Wisdom teeth also represent the various secrets that characters keep from each other throughout the novel, all of which are eventually revealed, despite the characters’ best efforts at concealing them: for example, Archie reveals to Samad that he did not kill Dr. Perret, and Clara reveals to Irie that she wears false teeth (having had hers knocked out during a scooter accident with Ryan Topps). Additionally, Irie professes a desire to become a dentist, suggesting her propensity for uncovering hidden problems; she is also the only character in the novel to carefully examine her family history, discovering its blemishes (whereas Samad, for example, refuses to see his ancestor Mangal Pande as anything other than a clear hero).
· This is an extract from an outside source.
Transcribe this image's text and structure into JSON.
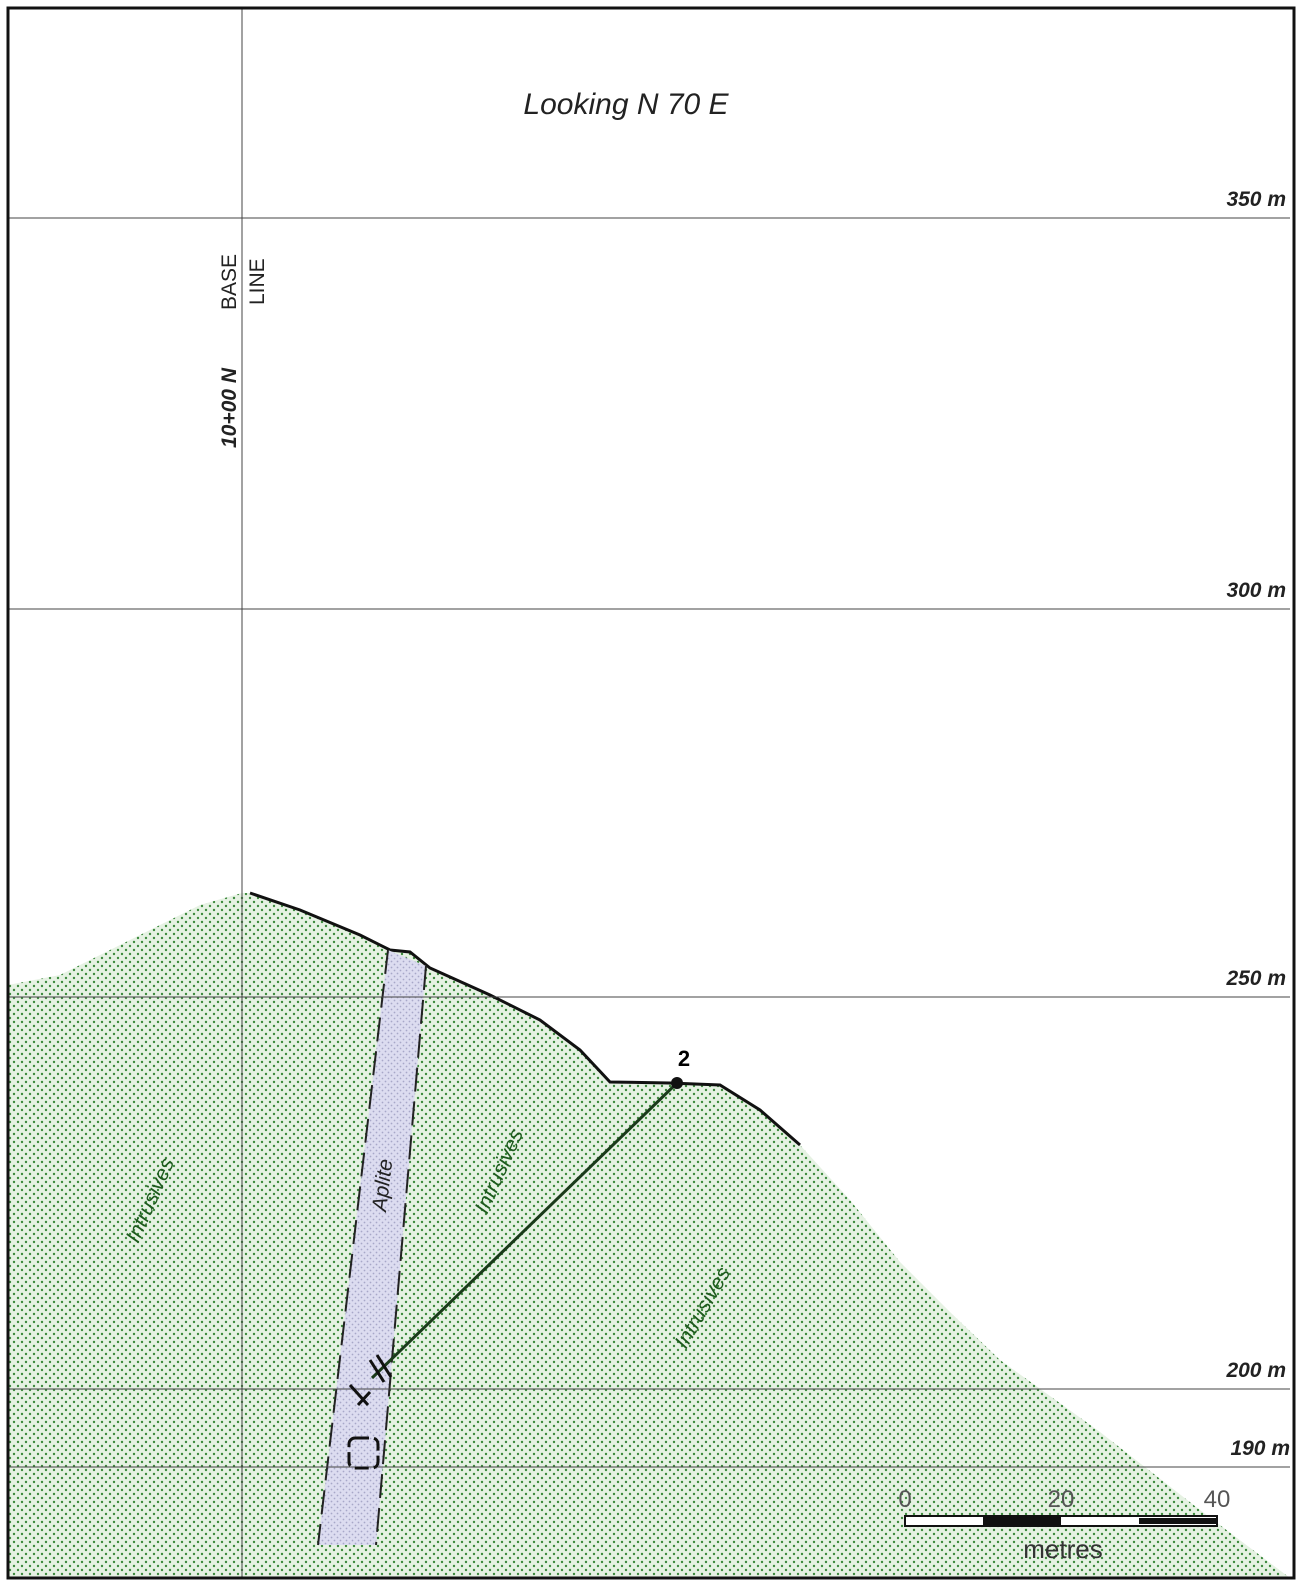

Ultimately, teeth are a shape-shifting symbol in the text, highlighting issues of race, history, and relationships between characters and their families.
Teeth Quotes in White Teeth
If religion is the opiate off the people, tradition is an even more sinister analgesic, simply because it rarely appears sinister. If religion is a tight band, a throbbing vein, and a needle, tradition is a far homelier concoction: poppy seeds ground into tea; a sweet cocoa drink laced with cocaine; the kind of thing your grandmother might have made. To Samad, as to the people of Thailand, tradition was culture, and culture led to roots, and these were good, these were untainted principles. That didn’t mean he could live by them, abide by them, or grow in the manner they demanded, but roots were roots and roots were good. You would get nowhere telling him that weeds too have tubers, or that the first sign of loose teeth is something rotten, something degenerate, deep within the gums.
It worked like this: someone (whoever had actually bought a pack of fags) lights up. Someone shouts “halves.” At the halfway point the fag is passed over. As soon as it reaches the second person we hear “thirds,” then “saves” (which is half a third), then “butt!,” then, if the day is cold and the need for a fag overwhelming, “last toke!” But last toke is only for the desperate; it is beyond the perforation, beyond the brand name of the cigarette, beyond what could reasonably be described as the butt. Last toke is the yellowing fabric of the roach, containing the stuff that is less than tobacco, the stuff that collects in the lungs like a time bomb, destroys the immune system, and brings permanent, sniffling, nasal flu. The stuff that turns white teeth yellow.
O what a tangled web we weave. Millat was right: these parents were damaged people, missing hands, missing teeth. These parents were full of information you wanted to know but were too scared to hear. But [Irie] didn’t want it anymore, she was tired of it. She was sick of never getting the whole truth. She was returning to sender.